Oh, My Buddha !

Sous le soleil des seventies.

Capable de se glisser avec la même aisance de l’univers cyberpunk de Tsukamoto aux comédies d’action sur-vitaminées de Sabu, en passant par les drames intimistes de Ryuichi Hiroki aux mondes criminels déjantés de Miike ; l’acteur protéiforme Tomorowo Taguchi est venu en personne, à l’occasion de cette dixième édition du festival Nippon Connection de Francfort, présenter la première européenne de son deuxième long-métrage, succédant à l’émouvant Iden & Tity (2003).

Tout comme le précité, Oh, My Buddha ! est une adaptation fidèle d’une œuvre de Jun Miura, intemporel héros pop, artiste multidisciplinaire et compagnon de jeunesse du cinéaste.
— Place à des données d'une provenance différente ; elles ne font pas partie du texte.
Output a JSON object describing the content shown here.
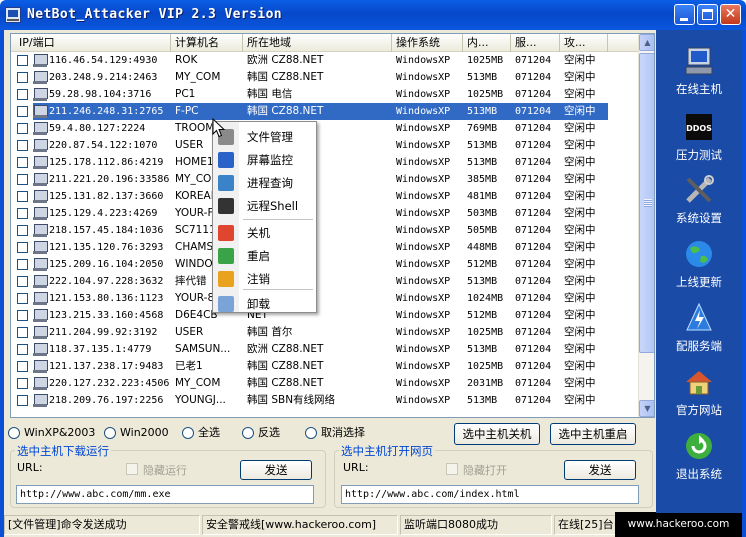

Partiellement autobiographique, ce récit prend sa source à Kyoto, ville natale de l’auteur et haut lieu du bouddhisme avec ses quelques mille six cent temples. Tout juste entré en première année dans un lycée bouddhiste pour garçons au cours de l’année 1974, Jun (Daichi Watanabe), jeune puceau baignant dans un environnement familial protégé, vit une vie bercée entre l’écriture de chansons, mues par son amour inconditionnel pour la musique de Bob Dylan ; et son obsession naturelle pour Kyoko (Anna Ishibashi), une jeune lycéenne à qui il tente gauchement de déclarer sa flamme. Alors que les vacances d’été approchent, ses deux copains de lycée, Ibe (Morita Naoyuki) et Ikeyama (Morioka Ryu), le convainquent de les accompagner sur l’île d’Okinoshima [1] où prétendent-ils, l’on pratique l’amour libre. Les trois compères débarquent alors dans une auberge de jeunesse animée par Hige-Gozilla (Kazunobu Mineta), un sympathique soixante-huitard baba cool et musicien amateur. Le trio fait aussi la rencontre de la délicieuse et avenante Olive (Asami Usuda). Des liens se créent, mais la fin des vacances approche et la vie reprend bientôt ses droits.

Il est intéressant de constater qu’une personnalité comme Tomorowo Taguchi, dont les choix cinématographiques indiquent une liberté d’esprit et une indépendance manifeste, semble se mettre en retrait pour mieux servir une œuvre, celle de son frère artistique, tout en y insufflant une énergie et une générosité exemplaires. La mise en scène, est ici dénuée de toute intention “auteurisante”, bien au contraire. Elle se veut entièrement au service de sa matière première, l’histoire originale, sa narration et ses personnages. Légère et fluide, tantôt scolaire mais appliquée, elle use aussi habilement de l’imaginaire infusant la mémoire collective de son géniteur pour traduire en images la fugacité de souvenirs de jeunesse. La singularité des films réalisés par Taguchi s’exprimant ainsi davantage au travers du traitement de leurs sujets que par leur forme, qui demeure malgré tout conventionnelle et destinée au grand public.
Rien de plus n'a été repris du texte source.